Allain, who'd been heralded as the African-American executive most likely to become production chief at a major studio, would bring Brewer to L.A. and make the rounds. "For me it was a mid-career crisis. I was jumping shop, leaving the stability of the studio world for the indie world. But I felt so strongly about Hustle & Flow and the message of the movie -- step into your creative shoes and the world can change, your life can change -- I didn't realize how difficult it was for him."

A key problem was that Brewer, a white man, had written a risky script about a black pimp. Studio heads and big-money producers would have been more comfortable, Allain says, if Brewer were black, too. She thought it achingly ironic because, to her, what Brewer represents in his career and in his art is "the freedom to be human."

Although they became close as friends as well as partners, Brewer kept his anxiety attacks private. But at one point, Allain told him, "Please don't call me any more; it breaks my heart to hear your voice." She explains, "We were always on the cusp and nothing ever, ever happened, and that knifepoint unnerved him -- but out of that, great art is born."

Several things bonded Allain to Brewer, with whom she shares what she jokingly calls "a second marriage." (Her real marriage is to songwriter, drummer and record producer Stephen Bray, who recently scored the hit Broadway musical The Color Purple.) She values writer-directors. She made a splash at Columbia Pictures by championing John Singleton's Boyz 'N the Hood, and, she says, "When I met Craig, it was another unique voice." (Singleton became a crucial producing partner, putting up his own money to make Hustle & Flow.)

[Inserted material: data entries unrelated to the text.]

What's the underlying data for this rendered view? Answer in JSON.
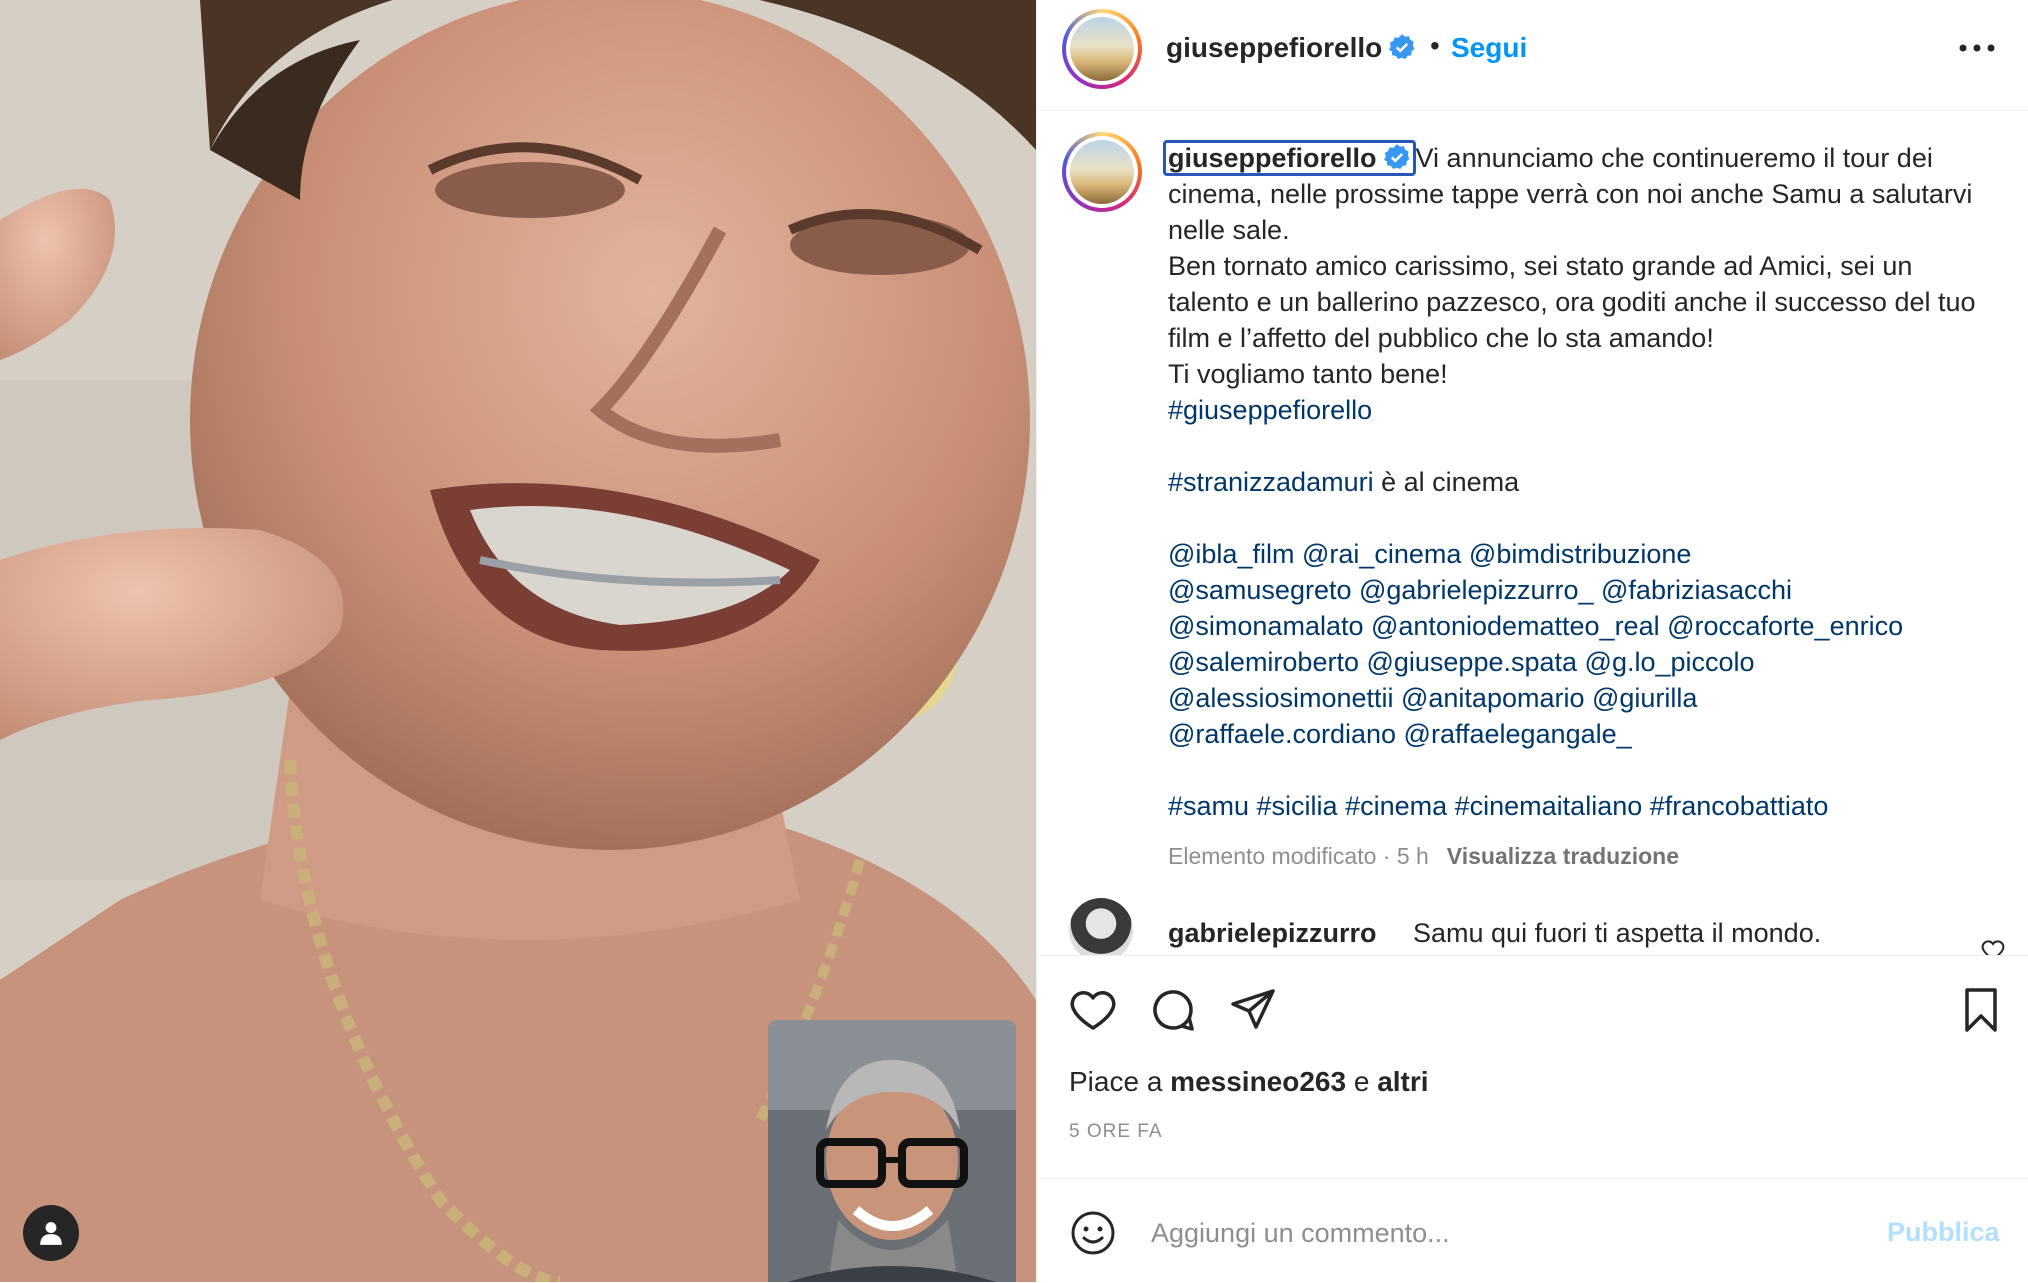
{
  "header": {
    "username": "giuseppefiorello",
    "separator": "•",
    "follow_label": "Segui",
    "more_icon": "more-horizontal-icon"
  },
  "caption": {
    "username": "giuseppefiorello",
    "intro": "Vi annunciamo che continueremo il tour dei cinema, nelle prossime tappe verrà con noi anche Samu a salutarvi nelle sale.",
    "body": "Ben tornato amico carissimo, sei stato grande ad Amici, sei un talento e un ballerino pazzesco, ora goditi anche il successo del tuo film e l’affetto del pubblico che lo sta amando!",
    "closing": "Ti vogliamo tanto bene!",
    "hashtag1": "#giuseppefiorello",
    "hashtag2": "#stranizzadamuri",
    "hashtag2_suffix": " è al cinema",
    "mentions": [
      "@ibla_film @rai_cinema @bimdistribuzione",
      "@samusegreto @gabrielepizzurro_ @fabriziasacchi",
      "@simonamalato @antoniodematteo_real @roccaforte_enrico",
      "@salemiroberto @giuseppe.spata @g.lo_piccolo",
      "@alessiosimonettii @anitapomario @giurilla",
      "@raffaele.cordiano @raffaelegangale_"
    ],
    "tags_line": "#samu #sicilia #cinema #cinemaitaliano #francobattiato",
    "edited": "Elemento modificato · 5 h",
    "translate": "Visualizza traduzione"
  },
  "comment": {
    "username": "gabrielepizzurro",
    "text": "Samu qui fuori ti aspetta il mondo."
  },
  "likes": {
    "prefix": "Piace a ",
    "user": "messineo263",
    "middle": " e ",
    "others": "altri"
  },
  "time_ago": "5 ORE FA",
  "add_comment": {
    "placeholder": "Aggiungi un commento...",
    "publish": "Pubblica"
  },
  "colors": {
    "link": "#00376b",
    "follow": "#0095f6",
    "publish_disabled": "#b2dffc",
    "verified": "#3897f0"
  }
}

They also felt a connection coming from two music-soaked cultures: Brewer from Memphis, Allain from New Orleans. She loved that as "a Southern white writer writing often about black experience or black characters," Brewer would "look at characters society sometimes writes off and reveal hearts and minds not that different from you and me."

And she delights in the way Brewer exults in traditional Christian themes of charity and redemption and "decriminalizes them" for youthful, liberal art house audiences suspicious of the Christian right.

Brewer himself says he has no greater thrill than hearing older audiences tell him that in Black Snake Moan he's made "a Christian film." Overriding everything is his juke-joint drive for salvation. "In the end, it just gets down to people helping each other. And I know that's a simplistic idea. But I know I needed some simplicity in my life. Cynicism wasn't getting me anywhere. That's why I still live in Memphis. I love my community. I love my family. I love my friends, and when I lose myself, they're still my radiator. No matter how long I make that chain, I'm still connected to them."